HL Deb 09 November 1960 vol 226 cc403-5

2.58 p.m.


My Lords, I beg leave to ask the Question which stands in my name on the Order Paper.

[The Question was as follows:

To ask Her Majesty's Government whether they are aware that, at a recent meeting in Coventry addressed by General Norstad, Supreme Allied Commander, Europe, rowdy and unruly elements intervened for the purpose of sabotaging the meeting, the main disturbance coming from students of a local teachers' training college; furthermore, if it is possible for the Government to ensure that disciplinary action is taken against those responsible on this or any other similar occasion in the future.]


My Lords, it is true that a number of training college students attended the recent meeting in Coventry addressed by General Norstad at which disturbances took place. Such students as actually took part in the disturbances were by no means the only source of the trouble, but this does not excuse their gross discourtesy to a distinguished visitor to the city. I understand that the students' union of the college has publicly dissociated itself from the incident.

Responsibility for the discipline of students rests, as it clearly must, with college authorities, and my right honourable friend the Minister of Education believes that he would not normally be justified in intervening. At Coventry, the principal of the college has taken the action which she considers necessary, and my right honourable friend hopes that the incident will be regarded as closed.


My Lords, while thanking the noble Lord for his full reply and for certain gratifying features of the reply, and while I fully appreciate the difficulty of specific action against anyone at all, I wonder whether the noble Lord would not agree that we face a situation in which individuals can enter the teaching profession and not only use their influence to do what they can to sabotage the Western Alliance but, more than that, by their behaviour indicate that they are declared enemies of their own country. In view of that, does it not call for the introduction of some system of scrutiny of those who enter the teaching profession, which profession plays such a vital part in the life of our country?


My Lords, that seems to me to raise a much wider question. It seems to me that, so far as this particular case is concerned, the short answer is that students are students the world over. Although it is very regrettable that on this particular occasion they did not temper their exuberance with good manners, nevertheless I hope my noble friend and your Lordships will agree that it would not be satisfactory or welcome if my right honourable friend were to restrain the political activities of these, or indeed, any other, students.


My Lords, may we not hope that in this sort of question, whoever is the individual concerned who has been heckled, we shall all adhere to the ordinary rules of State with regard to free speech, and, on the other hand, for order in public meetings? We have it all within the law and administration. Why do we need this long debate?
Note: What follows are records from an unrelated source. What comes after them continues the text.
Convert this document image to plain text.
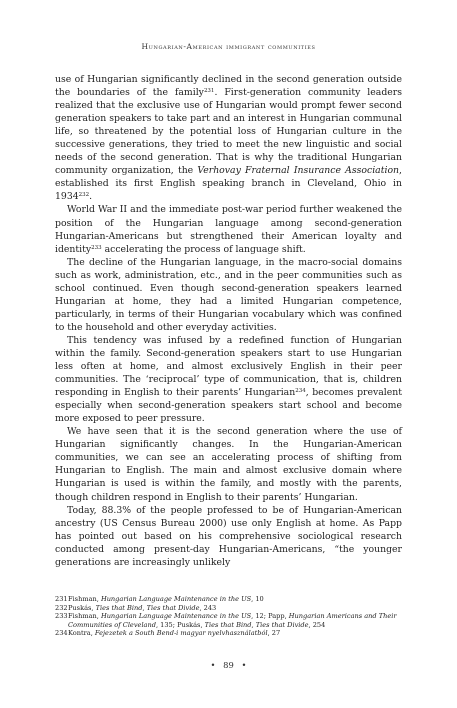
Hungarian-American immigrant communities

use of Hungarian significantly declined in the second generation outside the boundaries of the family$^{231}$. First-generation community leaders realized that the exclusive use of Hungarian would prompt fewer second generation speakers to take part and an interest in Hungarian communal life, so threatened by the potential loss of Hungarian culture in the successive generations, they tried to meet the new linguistic and social needs of the second generation. That is why the traditional Hungarian community organization, the Verhovay Fraternal Insurance Association, established its first English speaking branch in Cleveland, Ohio in 1934$^{232}$.

World War II and the immediate post-war period further weakened the position of the Hungarian language among second-generation Hungarian-Americans but strengthened their American loyalty and identity$^{233}$ accelerating the process of language shift.

The decline of the Hungarian language, in the macro-social domains such as work, administration, etc., and in the peer communities such as school continued. Even though second-generation speakers learned Hungarian at home, they had a limited Hungarian competence, particularly, in terms of their Hungarian vocabulary which was confined to the household and other everyday activities.

This tendency was infused by a redefined function of Hungarian within the family. Second-generation speakers start to use Hungarian less often at home, and almost exclusively English in their peer communities. The ‘reciprocal’ type of communication, that is, children responding in English to their parents’ Hungarian$^{234}$, becomes prevalent especially when second-generation speakers start school and become more exposed to peer pressure.

We have seen that it is the second generation where the use of Hungarian significantly changes. In the Hungarian-American communities, we can see an accelerating process of shifting from Hungarian to English. The main and almost exclusive domain where Hungarian is used is within the family, and mostly with the parents, though children respond in English to their parents’ Hungarian.

Today, 88.3% of the people professed to be of Hungarian-American ancestry (US Census Bureau 2000) use only English at home. As Papp has pointed out based on his comprehensive sociological research conducted among present-day Hungarian-Americans, “the younger generations are increasingly unlikely

231 Fishman, Hungarian Language Maintenance in the US, 10
232 Puskás, Ties that Bind, Ties that Divide, 243
233 Fishman, Hungarian Language Maintenance in the US, 12; Papp, Hungarian Americans and Their Communities of Cleveland, 135; Puskás, Ties that Bind, Ties that Divide, 254
234 Kontra, Fejezetek a South Bend-i magyar nyelvhasználatból, 27
• 89 •
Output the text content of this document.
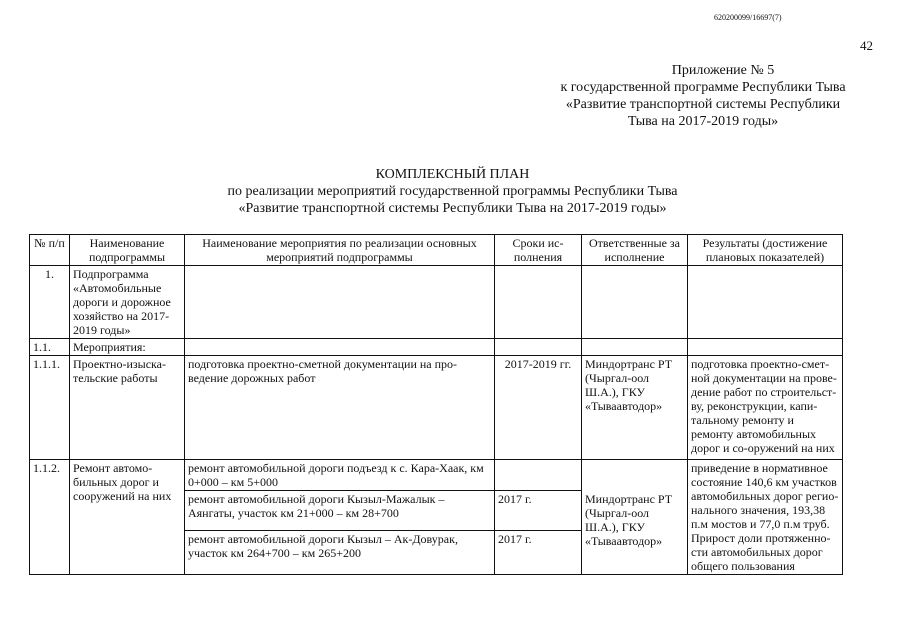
620200099/16697(7)
42
Приложение № 5
к государственной программе Республики Тыва
«Развитие транспортной системы Республики
Тыва на 2017-2019 годы»
КОМПЛЕКСНЫЙ ПЛАН
по реализации мероприятий государственной программы Республики Тыва
«Развитие транспортной системы Республики Тыва на 2017-2019 годы»
№ п/п	Наименование подпрограммы	Наименование мероприятия по реализации основных мероприятий подпрограммы	Сроки ис-полнения	Ответственные за исполнение	Результаты (достижение плановых показателей)
1.	Подпрограмма «Автомобильные дороги и дорожное хозяйство на 2017-2019 годы»				
1.1.	Мероприятия:				
1.1.1.	Проектно-изыска-тельские работы	подготовка проектно-сметной документации на про-ведение дорожных работ	2017-2019 гг.	Миндортранс РТ (Чыргал-оол Ш.А.), ГКУ «Тываавтодор»	подготовка проектно-смет-ной документации на прове-дение работ по строительст-ву, реконструкции, капи-тальному ремонту и ремонту автомобильных дорог и со-оружений на них
1.1.2.	Ремонт автомо-бильных дорог и сооружений на них	ремонт автомобильной дороги подъезд к с. Кара-Хаак, км 0+000 – км 5+000			приведение в нормативное состояние 140,6 км участков автомобильных дорог регио-нального значения, 193,38 п.м мостов и 77,0 п.м труб. Прирост доли протяженно-сти автомобильных дорог общего пользования
		ремонт автомобильной дороги Кызыл-Мажалык – Аянгаты, участок км 21+000 – км 28+700	2017 г.	Миндортранс РТ (Чыргал-оол Ш.А.), ГКУ «Тываавтодор»	
		ремонт автомобильной дороги Кызыл – Ак-Довурак, участок км 264+700 – км 265+200	2017 г.		
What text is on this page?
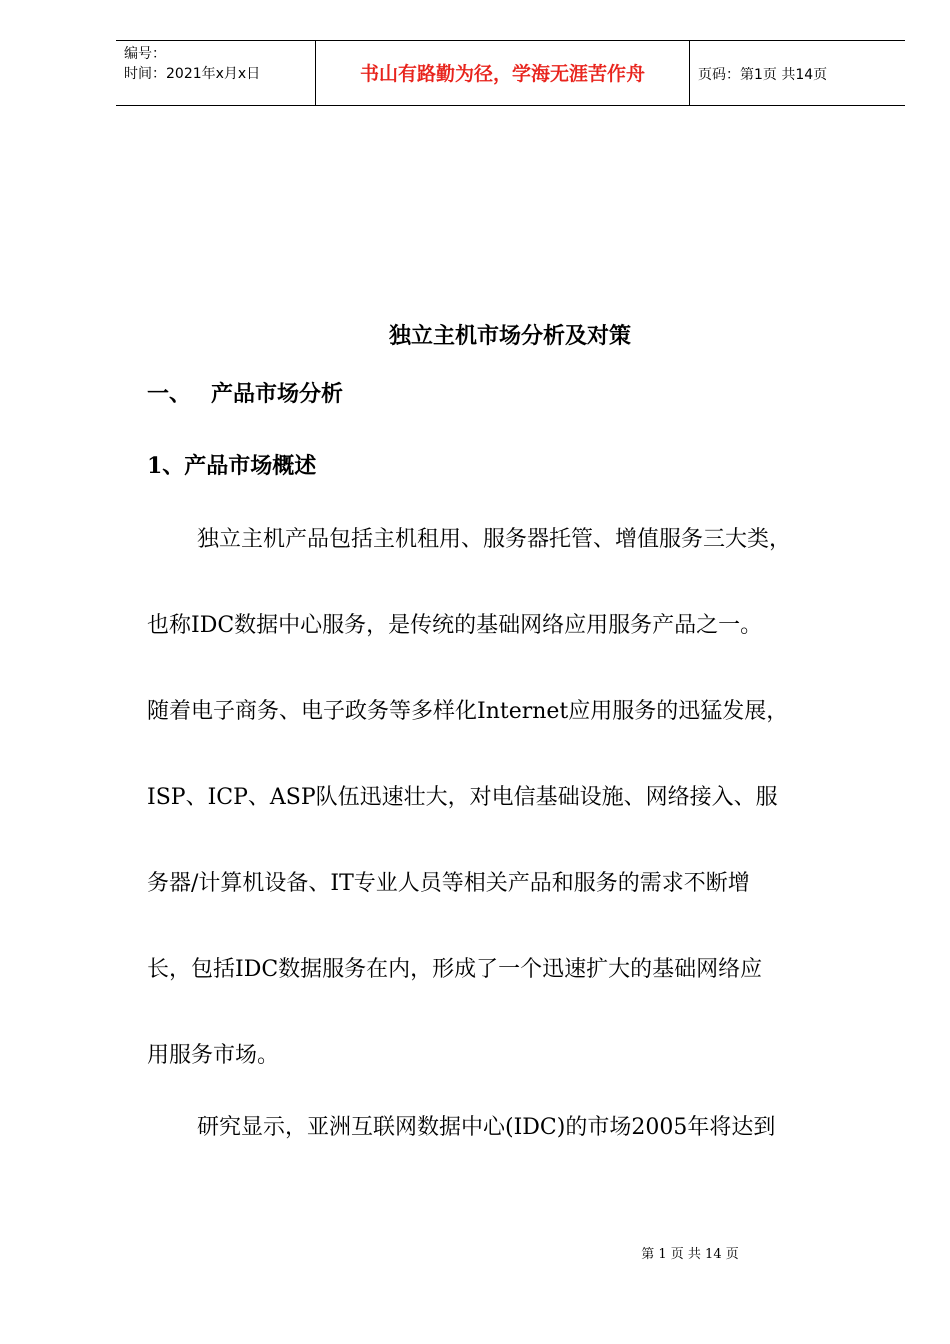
编号：
时间：2021年x月x日	书山有路勤为径，学海无涯苦作舟	页码：第1页 共14页
独立主机市场分析及对策
一、 产品市场分析
1、产品市场概述
独立主机产品包括主机租用、服务器托管、增值服务三大类，
也称IDC数据中心服务，是传统的基础网络应用服务产品之一。
随着电子商务、电子政务等多样化Internet应用服务的迅猛发展，
ISP、ICP、ASP队伍迅速壮大，对电信基础设施、网络接入、服
务器/计算机设备、IT专业人员等相关产品和服务的需求不断增
长，包括IDC数据服务在内，形成了一个迅速扩大的基础网络应
用服务市场。
研究显示，亚洲互联网数据中心(IDC)的市场2005年将达到
第 1 页 共 14 页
My Lords, can the noble Lord tell me whether it is not the case that the action taken by the Principal had the full support of the Director of Education and the Chairman of the Board of Governors?


My Lords, I should not like to express a definite opinion about that, but I think the point is that the Principal of the college is formally charged with responsibility for the discipline of the college, and it is only through courtesy that she informs the governing body of the action she has taken in particular cases.


My Lords, having been present at this meeting, and having witnessed the deplorable behaviour of these young people, which lasted some 90 minutes, may I ask the noble Lord whether, if disciplinary action as such is not considered desirable, those in charge of the teachers' training college will re-emphasise to those who took part in those interruptions the importance of allowing free speech, even if they disagree with what is said?


My Lords, the question of administering discipline is a matter for the Principal. She has done what she deemed to be necessary, and I hope we may conclude from that that everyone in the college appreciates the importance of freedom of speech as much as your Lordships do.